Hohe Fehlerquote: Die Hektik führt zu erhöhter Fehleranfälligkeit an der Kasse und in der Bestandskontrolle. Die Arbeitsdichte ist extrem hoch und erfordert maximale Konzentration über längere Schichten.
Das Weihnachtsgeschäft
Die Zeit zwischen Black Week und dem 24. Dezember ist die längste und emotional anspruchsvollste Belastungsphase.
Service-Intensität: Der Fokus verschiebt sich vom reinen Transaktionsgeschäft hin zu beratungsintensiven Käufen (Geschenke). Die Kundenzufriedenheit hängt stark von der Kompetenz und Freundlichkeit des Personals ab.
Verpackungsdienste: Das zusätzliche Anbieten von Geschenkverpackungen bindet erhebliche Personalressourcen im direkten Kund*innenkontakt.

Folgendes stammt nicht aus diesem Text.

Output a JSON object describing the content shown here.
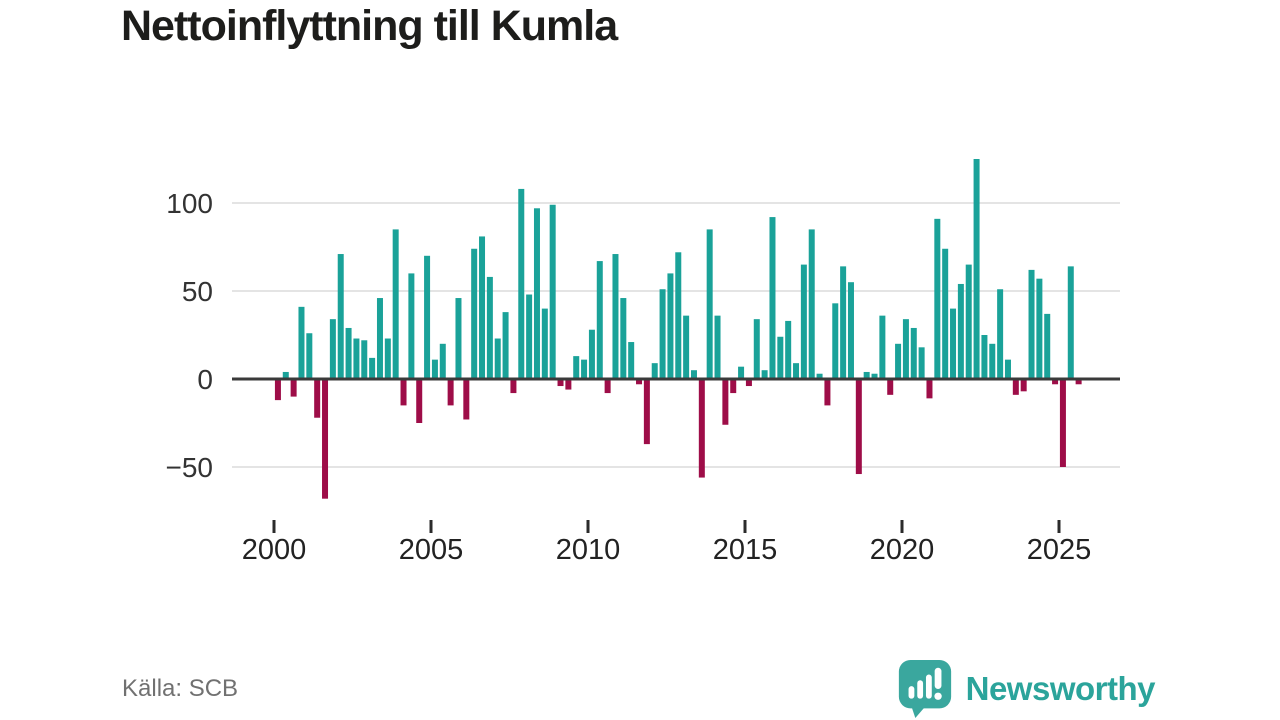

Emotionale Belastung: Die Kombination aus Kaufstress bei Kund*innen und chronischer Übermüdung des Personals führt zu einer erhöhten Wahrscheinlichkeit von Konflikten und einer rapiden Absenkung der psychischen Belastbarkeit der Mitarbeiter*innen.
Nachweihnachtsgeschäft: Die Belastung endet nicht am 24. Dezember, da die Tage nach Weihnachten durch den massiven Ansturm von Umtausch- und Retourenvorgängen geprägt sind, was eine erneute Spitze im Service- und Lagerbereich bedeutet.